Laurent Pelly — Stage director

Barbara de Limburg — Set designer

Joël Adam — Lighting

Jean-Jacques Delmotte — Costume designer

Laurent Pelly — Costume designer

Khatouna Gadelia — Child

Élodie Méchain — Mother / Chinese Cup / Dragonfly

Elliot Madore — Grandfather Clock / The Cat

Paul Gay — Armchair / Tree

Julie Pasturaud — Chair / Bat

François Piolino — Teapot / Little Old Man (Arithmetic) / Frog

Kathleen Kim — Fire / Princess / Nightingale

Natalia Brzezińska — Shepherd

Hila Fahima — Shepherdess

Stéphanie d’Oustrac — Cat/Squirrel

Kirsty Stokes — Owl

Program notes

Kazushi Ono and Laurent Pelly offer audiences an inspired and poetic interpretation of Ravel's classic children's opera, L'Enfant et les Sortilèges.

Ravel's L’Enfant et les Sortilèges is a lyric fantasy based on a libretto that the great French author Colette (a.k.a. Helen Simpson) wrote for her daughter. The musical score was left unfinished for years during a difficult period in the composer's life, which confronted him with both the death of his mother and his own debilitating sickness. In the end, Ravel's successful finished the musical score, a setting that meshed perfectly with Colette's writing, united by a cruel lyricism and impressively free approach to traditional forms. The work brings together numerous styles in a pastiche of everything from jazz to "oriental" music, to create a harmonious and lively musico-literary masterpiece.

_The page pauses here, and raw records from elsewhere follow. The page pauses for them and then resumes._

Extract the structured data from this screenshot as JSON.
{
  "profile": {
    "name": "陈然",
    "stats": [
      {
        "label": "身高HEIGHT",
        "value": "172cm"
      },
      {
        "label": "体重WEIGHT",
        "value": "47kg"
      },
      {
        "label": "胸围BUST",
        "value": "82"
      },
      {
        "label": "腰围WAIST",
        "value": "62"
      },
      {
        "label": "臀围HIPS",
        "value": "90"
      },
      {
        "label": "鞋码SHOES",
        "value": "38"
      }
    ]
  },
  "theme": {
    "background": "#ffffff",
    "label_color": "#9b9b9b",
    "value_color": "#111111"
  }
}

The opera tells a story of a naughty child who doesn’t listen to his mother and behaves badly in her absence, and is then punished when she returns. Left alone to consider his mistakes, the Child throws a destructive and uproarious tantrum. Calming down, he tries to sit in the Armchair, but it suddenly hobbles away. His room is coming alive! The Child realizes that he has hurt the household objects and animals, who have now united to take their revenge. They throw themselves upon him. In the fray, the Squirrel is injured, and in an unexpected act, the Child binds his paw with a ribbon. The animals and objects notice that he, too, has been hurt. Concerned, they surround him and tend to his injuries. As the lights turn on in the house, the animated inanimate objects return to their places, praising the Child’s newfound kindness and wisdom.